Despite eight years of intrusive weapons inspections in which UN
inspectors have gone to any site they wanted to, Pentagon
spinfuehrers are putting out maps in which previously unheard of
``weapons facilities'' figure prominently as targets for possible
airstrikes. No `expert' ever asks a basic question: If such
facilities really exist, why did the UN Special Commission on Iraq
(UNSCOM) never come across them? UNSCOM chief Richard Butler is not
exactly the shy and retiring type. He would surely have loved the
chance to poke around.

Those who blame Iraq for the present crisis must say what Iraq is
supposed to do in order to bring an end to the nightmare of
sanctions. UNSCOM's inspections have long since degenerated into a
charade. Files once closed are again reopened on flimsy pretexts
and every attempt is made to prolong the process. The aim is not to
locate and destroy whatever allegedly remains of Iraq's capability
to manufacture weapons of mass destruction, but to ensure that
sanctions continue until the regime is overthrown.

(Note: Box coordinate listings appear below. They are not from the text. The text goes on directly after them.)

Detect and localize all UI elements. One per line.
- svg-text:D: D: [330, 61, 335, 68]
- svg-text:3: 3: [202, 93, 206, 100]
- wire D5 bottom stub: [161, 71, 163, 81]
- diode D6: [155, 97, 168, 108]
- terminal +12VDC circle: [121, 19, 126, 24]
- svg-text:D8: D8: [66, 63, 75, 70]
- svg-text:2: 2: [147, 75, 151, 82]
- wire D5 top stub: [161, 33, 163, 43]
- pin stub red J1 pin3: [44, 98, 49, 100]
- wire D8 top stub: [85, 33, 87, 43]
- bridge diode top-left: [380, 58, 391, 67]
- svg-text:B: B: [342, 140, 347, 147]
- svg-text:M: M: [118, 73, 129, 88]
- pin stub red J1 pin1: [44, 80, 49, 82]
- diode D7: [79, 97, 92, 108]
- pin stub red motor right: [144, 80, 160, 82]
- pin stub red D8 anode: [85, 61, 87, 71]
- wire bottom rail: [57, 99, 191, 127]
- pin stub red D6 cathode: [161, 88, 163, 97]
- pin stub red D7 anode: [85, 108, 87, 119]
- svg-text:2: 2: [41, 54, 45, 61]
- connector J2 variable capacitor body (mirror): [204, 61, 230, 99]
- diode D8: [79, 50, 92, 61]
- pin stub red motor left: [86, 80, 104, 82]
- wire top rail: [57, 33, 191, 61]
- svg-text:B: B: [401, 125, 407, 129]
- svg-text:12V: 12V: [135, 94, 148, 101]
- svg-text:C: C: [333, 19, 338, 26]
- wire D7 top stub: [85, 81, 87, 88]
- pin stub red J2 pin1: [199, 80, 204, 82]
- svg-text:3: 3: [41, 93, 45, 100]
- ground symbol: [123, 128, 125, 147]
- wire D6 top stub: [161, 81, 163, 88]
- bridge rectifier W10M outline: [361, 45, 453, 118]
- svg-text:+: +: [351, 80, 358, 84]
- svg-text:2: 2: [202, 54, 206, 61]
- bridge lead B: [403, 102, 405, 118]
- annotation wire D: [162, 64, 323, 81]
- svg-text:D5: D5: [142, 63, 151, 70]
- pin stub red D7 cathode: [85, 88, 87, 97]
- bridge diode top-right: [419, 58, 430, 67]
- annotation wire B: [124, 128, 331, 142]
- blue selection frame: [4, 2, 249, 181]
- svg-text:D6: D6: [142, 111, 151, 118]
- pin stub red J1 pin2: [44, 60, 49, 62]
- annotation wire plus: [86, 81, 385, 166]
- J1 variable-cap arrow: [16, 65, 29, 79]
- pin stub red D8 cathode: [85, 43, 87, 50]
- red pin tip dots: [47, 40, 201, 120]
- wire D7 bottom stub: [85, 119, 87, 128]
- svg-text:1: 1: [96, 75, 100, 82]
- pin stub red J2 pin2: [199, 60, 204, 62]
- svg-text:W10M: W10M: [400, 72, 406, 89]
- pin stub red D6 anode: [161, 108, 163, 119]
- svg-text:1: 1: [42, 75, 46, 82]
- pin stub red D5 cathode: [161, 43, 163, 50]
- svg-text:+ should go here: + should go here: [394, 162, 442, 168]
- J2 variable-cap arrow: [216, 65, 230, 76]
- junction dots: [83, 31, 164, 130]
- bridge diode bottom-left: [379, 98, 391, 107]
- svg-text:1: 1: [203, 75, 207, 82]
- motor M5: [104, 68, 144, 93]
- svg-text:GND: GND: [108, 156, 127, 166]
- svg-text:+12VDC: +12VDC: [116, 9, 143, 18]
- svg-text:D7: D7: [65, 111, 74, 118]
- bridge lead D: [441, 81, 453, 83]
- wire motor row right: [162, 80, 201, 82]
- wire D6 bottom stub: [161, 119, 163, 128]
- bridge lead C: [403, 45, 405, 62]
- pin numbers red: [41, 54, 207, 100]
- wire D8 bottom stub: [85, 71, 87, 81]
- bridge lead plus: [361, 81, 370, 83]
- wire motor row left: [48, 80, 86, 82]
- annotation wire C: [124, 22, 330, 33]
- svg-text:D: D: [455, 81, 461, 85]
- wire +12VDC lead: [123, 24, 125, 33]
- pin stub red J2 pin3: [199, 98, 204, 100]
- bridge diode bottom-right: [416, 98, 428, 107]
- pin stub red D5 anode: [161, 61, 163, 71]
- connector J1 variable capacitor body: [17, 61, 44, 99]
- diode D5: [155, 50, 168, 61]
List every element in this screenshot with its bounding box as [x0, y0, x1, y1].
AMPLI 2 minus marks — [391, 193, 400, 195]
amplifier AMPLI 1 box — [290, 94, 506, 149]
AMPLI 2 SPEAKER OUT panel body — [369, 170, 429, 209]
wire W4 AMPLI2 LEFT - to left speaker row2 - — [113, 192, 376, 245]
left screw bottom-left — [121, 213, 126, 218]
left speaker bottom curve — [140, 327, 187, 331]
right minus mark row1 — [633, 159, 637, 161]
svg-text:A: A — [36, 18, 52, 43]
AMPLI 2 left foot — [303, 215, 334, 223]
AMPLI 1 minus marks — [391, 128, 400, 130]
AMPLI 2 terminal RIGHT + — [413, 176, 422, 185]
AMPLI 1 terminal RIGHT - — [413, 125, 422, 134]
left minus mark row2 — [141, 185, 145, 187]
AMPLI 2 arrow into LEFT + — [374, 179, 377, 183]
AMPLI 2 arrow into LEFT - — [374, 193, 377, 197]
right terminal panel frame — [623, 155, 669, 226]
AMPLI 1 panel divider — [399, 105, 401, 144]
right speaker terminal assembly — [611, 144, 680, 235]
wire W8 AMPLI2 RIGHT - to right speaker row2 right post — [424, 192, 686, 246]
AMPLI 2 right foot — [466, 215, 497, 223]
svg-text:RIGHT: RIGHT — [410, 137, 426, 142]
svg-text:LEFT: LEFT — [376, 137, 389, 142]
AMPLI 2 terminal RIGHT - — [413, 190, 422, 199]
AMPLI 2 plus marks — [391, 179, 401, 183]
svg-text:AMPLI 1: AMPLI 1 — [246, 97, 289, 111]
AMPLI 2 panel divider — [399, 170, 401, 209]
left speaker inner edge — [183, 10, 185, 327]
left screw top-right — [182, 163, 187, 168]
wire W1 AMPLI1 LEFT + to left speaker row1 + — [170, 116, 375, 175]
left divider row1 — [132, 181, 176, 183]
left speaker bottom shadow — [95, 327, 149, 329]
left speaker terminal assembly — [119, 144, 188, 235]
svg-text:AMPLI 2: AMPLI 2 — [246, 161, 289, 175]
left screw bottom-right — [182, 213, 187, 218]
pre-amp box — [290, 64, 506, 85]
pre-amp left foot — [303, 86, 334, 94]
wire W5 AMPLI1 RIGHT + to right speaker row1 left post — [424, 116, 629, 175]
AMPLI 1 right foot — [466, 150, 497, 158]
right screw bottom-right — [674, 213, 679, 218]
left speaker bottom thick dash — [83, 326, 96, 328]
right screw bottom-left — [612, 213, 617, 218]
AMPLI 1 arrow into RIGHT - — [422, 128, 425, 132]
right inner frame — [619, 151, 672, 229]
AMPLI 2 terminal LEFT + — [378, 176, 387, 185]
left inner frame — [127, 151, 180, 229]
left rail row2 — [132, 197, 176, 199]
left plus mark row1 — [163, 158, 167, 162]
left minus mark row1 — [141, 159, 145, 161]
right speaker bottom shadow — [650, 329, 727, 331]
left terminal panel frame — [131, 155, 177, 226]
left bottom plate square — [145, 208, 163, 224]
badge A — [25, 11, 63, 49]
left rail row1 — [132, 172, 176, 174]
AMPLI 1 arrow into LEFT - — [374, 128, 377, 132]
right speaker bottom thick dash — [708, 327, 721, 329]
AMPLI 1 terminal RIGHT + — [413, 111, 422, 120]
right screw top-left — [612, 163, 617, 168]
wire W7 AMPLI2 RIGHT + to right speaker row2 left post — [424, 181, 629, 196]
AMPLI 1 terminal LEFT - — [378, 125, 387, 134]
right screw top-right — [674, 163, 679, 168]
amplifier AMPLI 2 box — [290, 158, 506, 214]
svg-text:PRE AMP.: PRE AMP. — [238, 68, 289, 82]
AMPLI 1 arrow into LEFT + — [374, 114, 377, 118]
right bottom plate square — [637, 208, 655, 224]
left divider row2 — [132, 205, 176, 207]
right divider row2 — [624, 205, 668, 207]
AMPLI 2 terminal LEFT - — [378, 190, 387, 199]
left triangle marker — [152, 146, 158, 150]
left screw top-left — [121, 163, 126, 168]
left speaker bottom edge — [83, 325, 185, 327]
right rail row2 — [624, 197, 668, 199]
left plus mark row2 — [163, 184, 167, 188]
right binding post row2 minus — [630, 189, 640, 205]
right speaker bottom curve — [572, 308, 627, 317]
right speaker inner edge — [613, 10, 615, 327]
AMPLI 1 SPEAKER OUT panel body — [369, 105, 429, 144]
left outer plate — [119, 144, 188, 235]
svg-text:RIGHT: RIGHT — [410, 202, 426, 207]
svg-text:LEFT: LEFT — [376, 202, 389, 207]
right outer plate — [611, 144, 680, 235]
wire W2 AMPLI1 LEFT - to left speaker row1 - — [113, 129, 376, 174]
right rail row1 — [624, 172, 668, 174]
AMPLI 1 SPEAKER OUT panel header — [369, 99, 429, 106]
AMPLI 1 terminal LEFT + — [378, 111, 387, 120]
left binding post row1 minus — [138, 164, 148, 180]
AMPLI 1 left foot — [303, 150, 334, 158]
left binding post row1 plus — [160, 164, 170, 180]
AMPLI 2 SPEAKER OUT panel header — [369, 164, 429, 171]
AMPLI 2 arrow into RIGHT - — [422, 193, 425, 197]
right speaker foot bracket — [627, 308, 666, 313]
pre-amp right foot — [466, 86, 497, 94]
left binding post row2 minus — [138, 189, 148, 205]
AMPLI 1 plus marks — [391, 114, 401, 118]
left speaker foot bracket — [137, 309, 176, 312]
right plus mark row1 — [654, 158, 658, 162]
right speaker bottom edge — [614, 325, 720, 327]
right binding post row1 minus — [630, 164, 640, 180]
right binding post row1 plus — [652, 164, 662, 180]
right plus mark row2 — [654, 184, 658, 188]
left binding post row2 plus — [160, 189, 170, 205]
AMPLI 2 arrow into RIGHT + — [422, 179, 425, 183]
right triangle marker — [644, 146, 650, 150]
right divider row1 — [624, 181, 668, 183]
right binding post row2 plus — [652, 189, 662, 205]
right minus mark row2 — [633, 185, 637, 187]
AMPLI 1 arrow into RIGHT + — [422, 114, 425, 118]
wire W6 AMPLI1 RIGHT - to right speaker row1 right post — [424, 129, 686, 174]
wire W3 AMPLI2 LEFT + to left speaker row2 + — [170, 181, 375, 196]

To that end, the US Congress has sanctioned $100 million for the
so-called ``democratic'' Iraqi opposition. From time to time, US
legislators also make boorish calls for the murder of the Iraqi
president. The most recent gentleman to advocate such an
astonishing course of action -- technically illegal under US law --
is Senator Richard Lugar, who told reporters on Friday that ``if
need be, he should be killed''.

Any analysis of the present crisis must base itself on the fact
that after eight years of sanctions, the humanitarian situation in
Iraq is catastrophic. The `Oil for Food' programme has not been
able to halt the decline in living conditions. Thanks to the US and
British representatives on the UN 661 sanctions committee,
essential imports are blocked or delayed. When I was in Iraq last
February, UN humanitarian workers bitterly criticised the delay in
lifting sanctions. One even described the UN embargo as a ``weapon
of mass destruction'' because it has led to the death of several
hundred thousand Iraqis. Last month, Mr Denis Halliday, the UN
Humanitarian Coordinator in Iraq, quit his job in frustration and
called for an end to sanctions.

The Iraqi leadership wants a roadmap which stipulates a time frame
within which sanctions will end. When UN Secretary General Kofi
Annan visited Baghdad in February to resolve a dispute over access
to presidential sites, the Iraqis were led to believe that the
Security Council would soon make a concrete proposal in this
regard. But this never happened. Instead, just before the last
quarterly review, UNSCOM claimed that Iraqi missile shards under
analysis at a US army lab had tested positive for traces of VX
nerve gas. Although laboratories in France and Switzerland said no
VX traces could be found, UNSCOM continues to claim that Iraq is
hiding something.

UNSCOM Deadline

There is a way peacefully to resolve the present stand-off and that
is for the UN to establish a deadline for UNSCOM to complete its
work. The Iraqis will certainly agree to provide unfettered access
to neutral, impartial teams during this period if they know that
sanctions will be lifted at the end provided nothing incriminating
is found. The Secretary General's envoy in Baghdad, Mr Prakash
Shah, would no doubt have conveyed to Mr Annan the gravity of the
situation in Iraq and the desperation of its leadership and people.
US bombardment -- without the sanction of the UN Security Council,
or even the cover of morality or good sense -- will only cause
further suffering and hardship. It must be averted at all cost. Mr
Annan has a duty to intervene. He should travel to Baghdad once
again and strive for a peaceful solution. As for France, Russia and
China, the moment has come for them to prove how serious they are
when they say they are in favour of a multipolar world.